Dans le souci d’élargir l’assiette fiscale et d’avoir des impositions justes et un recouvrement optimal des recettes fiscales,  la direction générale des impôts a identifié le recensement fiscal comme une activité importante de collecte des informations nécessaires à cet effet. Aussi, dans le  cadre de l’appui du projet Gouvernance économique et participation citoyenne, il est prévu un recensement fiscal exhaustif des contribuables dans les régions du Centre et des Hauts-Bassins avant la fin de cette année 2018. Cette opération de recensement permettra à la DGI de corriger les insuffisances des expériences passées. Selon le directeur général des impôts, les contribuables sont estimés à 100 000 au Burkina Faso,  pour une population estimée à 18 millions d’habitants. Au regard de ces chiffres, il est évident que des efforts doivent être faits pour ce qui concerne le recensement fiscal car soutien t-il, ce chiffre doit être multiplié par deux ou trois à la fin du recensement qui débutera bientôt dans les villes de Ouagadougou et de Bobo-Dioulasso, principales villes d’activités commerciales dans un premier temps, avant de s’élargir aux autres villes du pays.

L’atelier de Koudougou est initié afin de permettre à la DGI et au consultant recruté pour cette opération de recensement, de s’accorder sur le déroulement de l’opération, les différents  outils de collecte des données  et surtout que celles-ci aient la même compréhension des termes du contrat et des différents produits à livrer. Il devra également permettre à la DGI de définir de concert avec le prestataire,  le périmètre des informations utiles et nécessaires à recueillir afin de permettre de localiser les contribuables, les activités, ainsi que les biens imposables.

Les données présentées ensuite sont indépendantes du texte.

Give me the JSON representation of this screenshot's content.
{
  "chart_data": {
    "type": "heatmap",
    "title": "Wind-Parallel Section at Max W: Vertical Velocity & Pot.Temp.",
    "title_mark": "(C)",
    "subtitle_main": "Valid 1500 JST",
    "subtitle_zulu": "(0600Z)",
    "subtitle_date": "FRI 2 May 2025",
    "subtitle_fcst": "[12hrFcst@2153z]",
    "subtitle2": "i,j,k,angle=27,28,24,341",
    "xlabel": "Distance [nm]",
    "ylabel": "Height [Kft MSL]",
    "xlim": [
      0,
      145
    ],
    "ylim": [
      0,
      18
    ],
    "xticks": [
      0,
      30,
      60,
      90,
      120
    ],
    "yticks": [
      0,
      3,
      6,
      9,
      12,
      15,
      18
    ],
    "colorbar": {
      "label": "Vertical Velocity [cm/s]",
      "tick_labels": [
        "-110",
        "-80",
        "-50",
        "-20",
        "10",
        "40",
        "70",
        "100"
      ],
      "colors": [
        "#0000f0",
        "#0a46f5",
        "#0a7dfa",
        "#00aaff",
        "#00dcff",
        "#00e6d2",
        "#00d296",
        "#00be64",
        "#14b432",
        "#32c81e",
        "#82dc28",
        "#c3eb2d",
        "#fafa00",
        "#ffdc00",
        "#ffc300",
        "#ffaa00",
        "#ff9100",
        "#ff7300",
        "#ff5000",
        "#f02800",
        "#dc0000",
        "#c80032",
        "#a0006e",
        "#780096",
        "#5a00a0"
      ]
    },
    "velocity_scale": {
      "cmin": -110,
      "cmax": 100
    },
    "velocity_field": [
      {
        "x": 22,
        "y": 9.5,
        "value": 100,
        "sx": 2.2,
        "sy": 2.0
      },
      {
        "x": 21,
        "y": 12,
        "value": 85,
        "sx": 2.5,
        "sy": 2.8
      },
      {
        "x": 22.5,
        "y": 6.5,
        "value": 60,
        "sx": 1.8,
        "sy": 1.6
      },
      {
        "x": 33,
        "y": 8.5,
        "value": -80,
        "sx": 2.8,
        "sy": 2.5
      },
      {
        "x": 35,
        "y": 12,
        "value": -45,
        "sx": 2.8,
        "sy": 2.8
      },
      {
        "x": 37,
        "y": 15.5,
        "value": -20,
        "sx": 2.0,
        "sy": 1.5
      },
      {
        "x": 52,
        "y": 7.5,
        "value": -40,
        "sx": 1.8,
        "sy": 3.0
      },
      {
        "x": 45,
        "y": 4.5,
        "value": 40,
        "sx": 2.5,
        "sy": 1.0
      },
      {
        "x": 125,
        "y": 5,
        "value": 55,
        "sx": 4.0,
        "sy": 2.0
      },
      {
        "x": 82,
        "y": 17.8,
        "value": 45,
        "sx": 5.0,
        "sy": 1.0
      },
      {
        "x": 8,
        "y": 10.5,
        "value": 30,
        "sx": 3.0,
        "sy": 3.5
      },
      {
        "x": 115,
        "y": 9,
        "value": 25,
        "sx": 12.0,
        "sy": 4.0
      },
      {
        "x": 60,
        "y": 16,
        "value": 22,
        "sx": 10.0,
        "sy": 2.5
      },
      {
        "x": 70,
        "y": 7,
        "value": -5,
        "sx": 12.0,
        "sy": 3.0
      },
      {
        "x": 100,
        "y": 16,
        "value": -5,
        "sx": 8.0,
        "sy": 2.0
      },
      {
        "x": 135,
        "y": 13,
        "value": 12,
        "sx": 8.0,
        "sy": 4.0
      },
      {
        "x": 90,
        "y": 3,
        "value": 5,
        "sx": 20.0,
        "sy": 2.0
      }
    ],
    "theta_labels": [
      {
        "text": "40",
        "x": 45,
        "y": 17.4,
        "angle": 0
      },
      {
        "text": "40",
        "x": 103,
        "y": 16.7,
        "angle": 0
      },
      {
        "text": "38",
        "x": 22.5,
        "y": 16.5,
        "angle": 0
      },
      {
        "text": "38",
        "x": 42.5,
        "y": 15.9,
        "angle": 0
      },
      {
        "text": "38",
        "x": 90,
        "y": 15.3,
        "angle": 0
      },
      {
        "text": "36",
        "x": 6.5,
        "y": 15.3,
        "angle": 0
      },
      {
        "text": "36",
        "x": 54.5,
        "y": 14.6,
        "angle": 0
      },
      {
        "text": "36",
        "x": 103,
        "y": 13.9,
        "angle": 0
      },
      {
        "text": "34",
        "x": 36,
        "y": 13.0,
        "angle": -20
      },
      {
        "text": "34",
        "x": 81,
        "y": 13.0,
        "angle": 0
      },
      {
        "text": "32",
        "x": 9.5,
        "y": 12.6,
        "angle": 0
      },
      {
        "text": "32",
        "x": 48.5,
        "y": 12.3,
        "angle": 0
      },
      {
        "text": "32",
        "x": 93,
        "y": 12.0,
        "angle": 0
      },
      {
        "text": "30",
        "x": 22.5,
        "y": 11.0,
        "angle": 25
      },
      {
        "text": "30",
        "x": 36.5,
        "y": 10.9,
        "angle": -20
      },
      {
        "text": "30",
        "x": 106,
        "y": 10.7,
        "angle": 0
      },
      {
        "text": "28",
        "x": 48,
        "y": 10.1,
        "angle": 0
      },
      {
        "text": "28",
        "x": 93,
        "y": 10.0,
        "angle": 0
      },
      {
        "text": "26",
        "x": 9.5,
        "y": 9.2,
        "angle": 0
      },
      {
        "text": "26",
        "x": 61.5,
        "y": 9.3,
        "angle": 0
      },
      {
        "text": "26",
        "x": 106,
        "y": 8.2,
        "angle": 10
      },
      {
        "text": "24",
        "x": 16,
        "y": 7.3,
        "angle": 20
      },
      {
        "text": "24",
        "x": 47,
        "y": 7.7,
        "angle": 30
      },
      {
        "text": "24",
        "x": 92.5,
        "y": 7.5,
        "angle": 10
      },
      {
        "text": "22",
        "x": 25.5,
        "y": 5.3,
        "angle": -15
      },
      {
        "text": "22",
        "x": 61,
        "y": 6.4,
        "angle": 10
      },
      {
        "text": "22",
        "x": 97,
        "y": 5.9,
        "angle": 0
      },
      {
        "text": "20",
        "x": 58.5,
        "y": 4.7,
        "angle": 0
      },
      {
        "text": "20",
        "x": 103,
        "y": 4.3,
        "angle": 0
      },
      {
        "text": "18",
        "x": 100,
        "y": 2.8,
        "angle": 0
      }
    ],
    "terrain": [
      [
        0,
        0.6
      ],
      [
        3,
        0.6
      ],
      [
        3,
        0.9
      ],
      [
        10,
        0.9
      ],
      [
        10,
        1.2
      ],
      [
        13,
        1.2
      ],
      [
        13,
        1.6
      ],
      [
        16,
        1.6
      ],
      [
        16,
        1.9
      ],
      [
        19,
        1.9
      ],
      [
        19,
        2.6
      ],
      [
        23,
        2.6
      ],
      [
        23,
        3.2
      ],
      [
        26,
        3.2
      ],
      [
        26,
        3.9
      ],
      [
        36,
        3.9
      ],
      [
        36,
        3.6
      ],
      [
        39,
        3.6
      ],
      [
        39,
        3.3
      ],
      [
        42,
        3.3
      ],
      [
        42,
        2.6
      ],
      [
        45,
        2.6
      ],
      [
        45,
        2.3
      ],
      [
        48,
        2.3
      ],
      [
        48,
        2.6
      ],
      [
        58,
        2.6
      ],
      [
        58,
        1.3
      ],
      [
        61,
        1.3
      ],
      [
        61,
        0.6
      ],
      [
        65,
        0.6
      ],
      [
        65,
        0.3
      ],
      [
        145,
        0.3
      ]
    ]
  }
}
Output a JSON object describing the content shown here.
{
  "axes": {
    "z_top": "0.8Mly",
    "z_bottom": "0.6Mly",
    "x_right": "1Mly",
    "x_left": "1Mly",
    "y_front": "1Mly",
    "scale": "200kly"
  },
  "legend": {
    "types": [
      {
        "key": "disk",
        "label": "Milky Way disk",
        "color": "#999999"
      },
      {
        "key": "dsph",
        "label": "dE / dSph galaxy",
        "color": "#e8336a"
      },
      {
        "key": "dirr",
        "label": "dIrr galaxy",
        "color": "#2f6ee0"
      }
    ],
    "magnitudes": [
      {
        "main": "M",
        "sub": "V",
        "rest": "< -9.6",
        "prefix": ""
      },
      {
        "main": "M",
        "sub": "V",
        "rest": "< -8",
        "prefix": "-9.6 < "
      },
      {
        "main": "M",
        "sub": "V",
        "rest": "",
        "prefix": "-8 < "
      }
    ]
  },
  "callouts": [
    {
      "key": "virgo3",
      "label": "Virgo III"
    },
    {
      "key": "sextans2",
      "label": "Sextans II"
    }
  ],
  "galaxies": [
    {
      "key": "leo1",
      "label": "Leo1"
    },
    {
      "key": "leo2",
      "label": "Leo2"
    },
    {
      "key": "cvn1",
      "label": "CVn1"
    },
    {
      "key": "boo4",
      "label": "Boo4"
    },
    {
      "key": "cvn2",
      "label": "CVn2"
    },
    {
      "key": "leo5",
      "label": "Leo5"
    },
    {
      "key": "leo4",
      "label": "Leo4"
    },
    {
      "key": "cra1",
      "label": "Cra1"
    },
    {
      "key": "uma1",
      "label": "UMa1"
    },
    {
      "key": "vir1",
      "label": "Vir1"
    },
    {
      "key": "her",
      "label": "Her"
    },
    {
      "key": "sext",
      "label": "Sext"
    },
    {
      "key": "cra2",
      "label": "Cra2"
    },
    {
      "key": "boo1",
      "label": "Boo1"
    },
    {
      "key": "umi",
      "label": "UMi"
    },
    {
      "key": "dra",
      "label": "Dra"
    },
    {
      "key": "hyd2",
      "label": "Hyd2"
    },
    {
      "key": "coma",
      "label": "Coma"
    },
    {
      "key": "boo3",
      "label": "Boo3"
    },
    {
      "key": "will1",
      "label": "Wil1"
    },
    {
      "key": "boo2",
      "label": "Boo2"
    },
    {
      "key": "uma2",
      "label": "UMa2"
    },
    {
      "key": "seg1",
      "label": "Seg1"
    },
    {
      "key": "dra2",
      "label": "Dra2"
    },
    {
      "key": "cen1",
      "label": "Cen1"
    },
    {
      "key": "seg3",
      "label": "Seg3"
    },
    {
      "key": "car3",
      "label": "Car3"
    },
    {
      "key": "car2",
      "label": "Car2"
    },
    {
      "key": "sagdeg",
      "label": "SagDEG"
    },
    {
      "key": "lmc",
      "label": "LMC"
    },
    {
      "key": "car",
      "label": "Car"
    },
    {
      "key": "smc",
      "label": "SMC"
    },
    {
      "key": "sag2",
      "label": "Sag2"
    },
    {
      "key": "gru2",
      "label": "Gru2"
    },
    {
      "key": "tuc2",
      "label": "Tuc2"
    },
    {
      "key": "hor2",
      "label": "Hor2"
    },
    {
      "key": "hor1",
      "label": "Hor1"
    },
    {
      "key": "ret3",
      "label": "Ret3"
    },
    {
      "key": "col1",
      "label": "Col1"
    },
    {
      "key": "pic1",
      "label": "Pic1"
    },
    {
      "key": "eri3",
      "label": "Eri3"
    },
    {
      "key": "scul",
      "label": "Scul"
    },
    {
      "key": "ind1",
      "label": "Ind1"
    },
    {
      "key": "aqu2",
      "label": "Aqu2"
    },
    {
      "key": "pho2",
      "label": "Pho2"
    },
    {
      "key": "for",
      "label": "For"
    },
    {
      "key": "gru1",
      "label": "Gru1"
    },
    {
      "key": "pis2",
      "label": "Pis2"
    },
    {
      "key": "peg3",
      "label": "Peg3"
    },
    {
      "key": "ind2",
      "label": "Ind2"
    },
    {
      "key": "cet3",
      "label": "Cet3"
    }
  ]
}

C’est pourquoi, les participants à cet atelier de formation  se sont vus assignés comme objectif principal, l’élaboration  et la validation des outils qui vont servir à la collecte des données.
De façon spécifique, il s’agira pour les participants d’élaborer les fiches de collecte des données exprimant clairement les besoins des informations; de définir les formats dans lesquels les informations devront être recueillies,  de définir les éléments d’identification et de localisation des contribuables  et enfin d’élaborer des manuels ou guides pour chaque intervenant que sont les coordonateurs, les superviseurs, les contrôleurs, les agents recenseurs,  les utilisateurs des données du recensement. Les participants à cet atelier sont constitués des membres du comité interne de suivi du recensement fiscal et les représentants du consultant.

La quarantaine de participants se sont répartis en quatre commissions au sein desquelles ils vont travailler sur les outils de collectes des données,  les questions cadastrales fiscales relatives au recensement fiscal, les questions informatiques liées au recensement fiscal, et la quatrième commission va se charger des questions relatives à la communication.  Pour le directeur général des impôts, il convient de rappeler que dans le cadre de l’appui à sa politique de mobilisation des recettes intérieures et de gestion de la dépense publique, le gouvernement du Burkina Faso a bénéficié d’un financement de la Banque mondiale pour la mise en œuvre du Projet gouvernance économique et de participation citoyenne (PGEPC). Et c’est grâce à ce projet financé par la Banque mondiale que l’opération de recensement fiscal va pouvoir être une réalité d’ici la fin de l’année. Aux dires de M. Adama Badolo, l’objectif de développement du projet est de renforcer la mobilisation des ressources intérieures et d’améliorer l’utilisation des ressources publiques par le renforcement des mécanismes de redevabilité, des systèmes de collecte des ressources et de gestion des dépenses publiques.